Italia

«Pochi controlli e troppe deroghe per le merci»

Intervista a Giulia Guida, segretaria nazionale Filt Cgil «Usare autisti in distacco transnazionale consente di aggirare le norme sui contratti, innescando una concorrenza sleale che spinge il settore oltre i limiti»

Pubblicato circa 6 anni faEdizione del 8 agosto 2018

«Il 90% del traffico merci, anche pericolose, in Italia viaggia su gomma. È una distorsione che andrebbe sanata spostando il trasporto verso ferro e via mare. Ma per il sistema integrato gomma-ferro ci vogliono investimenti, i gruppi di settore e i padroncini che lavorano conto terzi fanno resistenza» spiega Giulia Guida, segretaria nazionale della Filt Cgil, che aggiunge: «Serve dare continuità al progetto Connettere l’Italia che investe sulla cura del ferro in modo compatibile con l’ambiente e il territorio».

Il Codacons accusa il ministro Toninelli di aver presentato ricorso al Consiglio di Stato contro i divieti di circolazione dei mezzi pesanti. Cosa pensa la Filt?
Le associazioni dei trasportatori fanno pressione per ridurre le restrizioni, in particolare chiedono libertà di circolazione il sabato e la domenica per accorciare i tempi di consegna. Ma è una politica molto pericolosa. La legge prevede che possano viaggiare solo di notte e non nei week end ma le prefetture hanno la facoltà di rilasciare deroghe, così si eludono i divieti. Invece bisognerebbe prestare molta attenzione a questo tema, ci vogliono scelte più decise e blocchi della circolazione più forti. Il disastro di lunedì è avvenuto in agosto sulla linea Adriatica, affollata di merci ma anche di vacanzieri, il bilancio finale avrebbe potuto essere molto più drammatico.

L’incidente a Borgo Panigale potrebbe essere stato causato dall’autista che trasportava Gpl
Di solito quelli che trasportano combustibili sono altamente professionalizzati, ma la maggior parte dei conducenti opera in condizioni molto al di sotto degli standard di legge. È diffuso il ricorso a guidatori in distacco transnazionale, una sorte di contratti in somministrazione, la maggior parte vengono dall’est Europa. Le norme sui contratti in Italia sono molto rigide: dopo 4 ore di guida si devono fermare, hanno diritto al riposo lungo di due giorni, ma i controlli sono scarsissimi e le regole vengono facilmente eluse. I controlli incrociati del sindacato diventano molto difficili perché le paghe di chi è in distacco transnazionale vanno all’estero così non sai quanto prendono, quanti contributi vengono effettivamente versati, regole e riposi spesso saltano, innescando una concorrenza sleale che spinge l’intero settore a forzare i limiti.

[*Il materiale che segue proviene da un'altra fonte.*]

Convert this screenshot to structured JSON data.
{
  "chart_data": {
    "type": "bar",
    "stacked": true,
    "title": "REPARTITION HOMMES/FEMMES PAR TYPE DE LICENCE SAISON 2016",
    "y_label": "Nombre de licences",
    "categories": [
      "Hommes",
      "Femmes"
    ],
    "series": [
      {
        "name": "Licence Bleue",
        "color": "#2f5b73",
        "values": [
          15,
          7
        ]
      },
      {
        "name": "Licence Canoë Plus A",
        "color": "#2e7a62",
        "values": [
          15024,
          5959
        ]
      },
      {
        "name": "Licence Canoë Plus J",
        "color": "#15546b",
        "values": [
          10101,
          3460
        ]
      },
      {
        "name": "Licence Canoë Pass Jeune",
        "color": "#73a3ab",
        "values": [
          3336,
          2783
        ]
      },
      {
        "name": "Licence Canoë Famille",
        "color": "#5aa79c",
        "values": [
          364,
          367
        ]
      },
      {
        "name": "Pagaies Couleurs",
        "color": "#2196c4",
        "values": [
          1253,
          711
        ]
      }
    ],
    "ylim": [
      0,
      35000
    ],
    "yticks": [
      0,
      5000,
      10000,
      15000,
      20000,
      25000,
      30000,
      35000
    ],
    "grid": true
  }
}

In che condizioni lavorano?
L’età media è molto alta, circa 60 anni, nell’ultima revisione della legge sono rientrati tra i lavori gravosi ma non in quelli usuranti, il che è assurdo. Non esistono aree attrezzate per la sosta, vivono sui loro mezzi in condizioni igieniche molto precarie. Ci sono le tecnologie per rendere più sicuro il lavoro ma non si spinge sugli investimenti. Ad esempio del progetto Smart road, voluto dall’ex ministro Delrio, è stato avviato solo lo scorso luglio un unico tratto sulla Salerno-Reggio Calabria per la posa in opera di sistemi e postazioni per connettere utenti e operatori Anas. Se fosse già in funzione, lunedì avrebbe avvisato gli autisti di non passare da Borgo Panigale, potrebbe allertarli quando un ponte ha un’anomalia che può comprometterne la staticità.

Chi controlla le condizioni di lavoro degli autisti?
Le società più grandi hanno a bordo strumenti tecnologici come i cronotachigrafi in grado di registrare tempi di guida e soste. La polizia stradale ha le competenze per verificare i tracciati e per controllare il rispetto delle norme ma i controlli sono molto scarsi e, in generale, si è investito poco per aumentarli. Si tratta di un settore che incrocia la sicurezza di tutti quelli che circolano per le strade. L’esplosione di Bologna, ad esempio, ha coinvolto un asse che collega il Sud della penisola con il Settentrione e con i mercati del Nord Europa. È strategico per l’industria ma che per la mobilità privata, non controllare significa esporre in tanti a gravi pericoli. Poi ci sono i mezzi delle imprese più piccole, che non hanno dotazioni tecnologiche e non sono neppure incentivate a metterli perché, appunto, nessuno controlla.